All social media have a similar story, they start off small with authentic reach and not much advertising, and then slowly turn the platforms into a marketing channel for anyone willing to pay more. We are currently trying to identify the next “Instagram”, so we can get in early, it could be Tik-Tok, but we are not convinced yet. My advice would be to try and identify the next big social media channel and get in early. You have about 3–5 years before the platform starts to monetize its user base at which point it not only skyrockets in accessibility for businesses, but users begin to tune out their advertising.
In the broader consumer landscape, what macro trends are ASRV riding?
1. The ever-growing popularity of fitness, health, and mindset.
2. The male consumer purchasing power in fashion.
3. The casual dress-codes being more common in daywear and workwear.
4. The faster-paced lifestyles we all live, apparel must be versatile & fashionable.
What unique angle or niche has ASRV pioneered?

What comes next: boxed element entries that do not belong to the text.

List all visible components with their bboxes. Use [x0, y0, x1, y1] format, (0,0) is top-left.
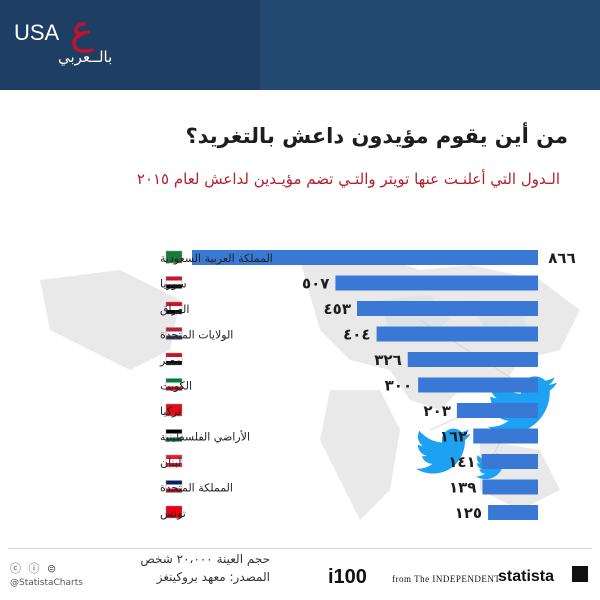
flag-icon-turkey [165, 403, 183, 417]
logo-ain-glyph: ع [70, 7, 94, 53]
bar-end-label-palestine: ١٦٢ [440, 428, 467, 446]
flag-icon-syria [165, 276, 183, 289]
footer-divider [8, 548, 592, 549]
bar-end-label-lebanon: ١٤١ [448, 453, 475, 471]
flag-icon-kuwait [165, 378, 183, 391]
bar-end-label-turkey: ٢٠٣ [423, 402, 450, 420]
footer-sample-note: حجم العينة ٢٠،٠٠٠ شخص [140, 552, 270, 566]
flag-icon-lebanon [165, 454, 183, 468]
bar-end-label-syria: ٥٠٧ [302, 275, 329, 293]
category-label-united-kingdom: المملكة المتحدة [160, 482, 233, 495]
brand-logo: USA ع بالــعربي [14, 10, 124, 74]
bar-turkey [456, 403, 538, 418]
bar-saudi-arabia [192, 250, 538, 265]
flag-icon-palestine [165, 429, 183, 442]
flag-icon-united-kingdom [165, 480, 183, 493]
category-label-united-states: الولايات المتحدة [160, 329, 233, 342]
creative-commons-icon: ⓒ ⓘ ⊜ [10, 562, 59, 575]
bar-kuwait [418, 377, 538, 393]
category-label-lebanon: لبنان [160, 456, 181, 469]
value-label-saudi-arabia: ٨٦٦ [548, 249, 575, 267]
bar-end-label-united-states: ٤٠٤ [343, 326, 370, 344]
category-label-kuwait: الكويت [160, 380, 192, 393]
bar-end-label-tunisia: ١٢٥ [455, 504, 482, 522]
flag-icon-iraq [165, 301, 183, 315]
statista-logo: statista [498, 568, 555, 585]
statista-handle: @StatistaCharts [10, 578, 83, 588]
logo-usa-text: USA [14, 20, 60, 45]
bar-palestine [473, 428, 538, 444]
category-label-palestine: الأراضي الفلسطينية [160, 430, 250, 444]
flag-icon-egypt [165, 352, 183, 366]
logo-arabic-text: بالــعربي [58, 48, 113, 66]
i100-logo: i100 [328, 566, 367, 588]
bar-end-label-kuwait: ٣٠٠ [385, 377, 412, 395]
bar-syria [335, 275, 538, 291]
bar-united-kingdom [482, 479, 538, 495]
bar-end-label-egypt: ٣٢٦ [374, 351, 401, 369]
category-label-egypt: مصر [159, 354, 182, 367]
flag-icon-tunisia [165, 505, 183, 519]
chart-subtitle: الـدول التي أعلنـت عنها تويتر والتـي تضم… [136, 170, 560, 188]
bar-iraq [357, 301, 538, 316]
bar-egypt [407, 352, 538, 367]
chart-title: من أين يقوم مؤيدون داعش بالتغريد؟ [185, 124, 568, 148]
bar-united-states [376, 326, 538, 342]
header-band-shade [260, 0, 600, 90]
header-band: USA ع بالــعربي [0, 0, 600, 90]
category-label-saudi-arabia: المملكة العربية السعودية [160, 252, 273, 265]
footer-source: المصدر: معهد بروكينغز [156, 570, 270, 584]
statista-mark-icon [572, 566, 588, 582]
flag-icon-saudi-arabia [165, 250, 183, 264]
flag-icon-united-states [165, 327, 183, 340]
category-label-iraq: العراق [160, 303, 189, 316]
bar-end-label-united-kingdom: ١٣٩ [449, 479, 476, 497]
independent-logo: from The INDEPENDENT [392, 574, 501, 584]
bar-tunisia [488, 505, 538, 520]
bar-lebanon [481, 454, 538, 469]
category-label-turkey: تركيا [160, 405, 181, 418]
bar-end-label-iraq: ٤٥٣ [324, 300, 351, 318]
category-label-tunisia: تونس [160, 507, 186, 520]
category-label-syria: سوريا [160, 278, 187, 291]
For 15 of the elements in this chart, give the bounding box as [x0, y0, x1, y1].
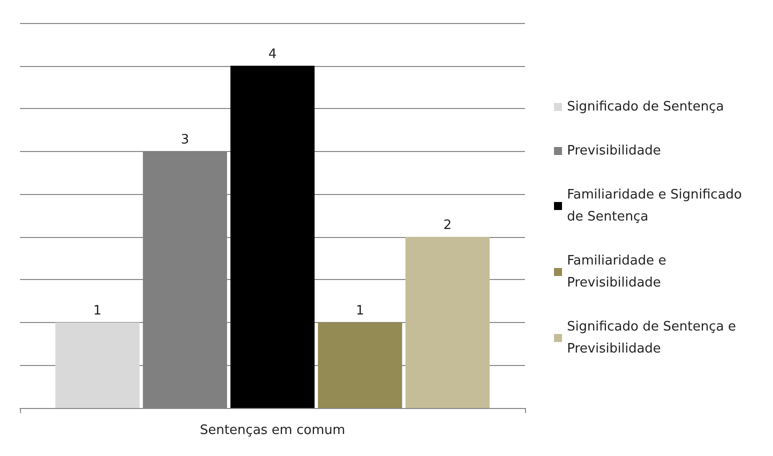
data-label: 3 — [180, 132, 190, 148]
legend-label: Significado de Sentença e Previsibilidade — [567, 320, 740, 356]
data-label: 1 — [356, 303, 364, 318]
x-axis-title: Sentenças em comum — [200, 423, 346, 438]
bar — [405, 236, 490, 408]
legend-label: Familiaridade e Significado de Sentença — [567, 188, 746, 224]
data-label: 2 — [443, 218, 452, 233]
legend-label: Familiaridade e Previsibilidade — [567, 254, 670, 290]
bar — [55, 322, 140, 408]
data-label: 4 — [268, 46, 277, 62]
legend-label: Previsibilidade — [567, 144, 661, 158]
data-label: 1 — [93, 303, 102, 318]
bar — [230, 66, 315, 408]
legend-label: Significado de Sentença — [567, 100, 724, 114]
bar — [318, 322, 402, 408]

ASRV has a very unique angle on the market. We focus our attention on streetwear fashion trends integrated into activewear & the fast-growing textile technology industry. We spend the majority of our time trend spotting streetwear fashion from around the world & integrate that into our designs, without compromising the functionality of our apparel.
The other interesting thing happening in the textile industry is rapid integration of technology, which is really just getting started, so the leaps in textile innovation are huge. Consumers have not wanted or needed technology in their clothing until recently. LuluLemon pioneered this industry by proving that the consumer is willing to pay a lot more for active/lifestyle clothing that has high-quality materials and use-threshold technology for the longevity of the product.
ASRV is also at the forefront of bringing military and industrial textile technologies into the consumer space. For example, we just partnered with Kevlar® from Dupont as the first consumer brand to integrate Kevlar® into our fabrics. With the consumer’s interest in technical products becoming bigger each year, ASRV is truly creating the future of apparel.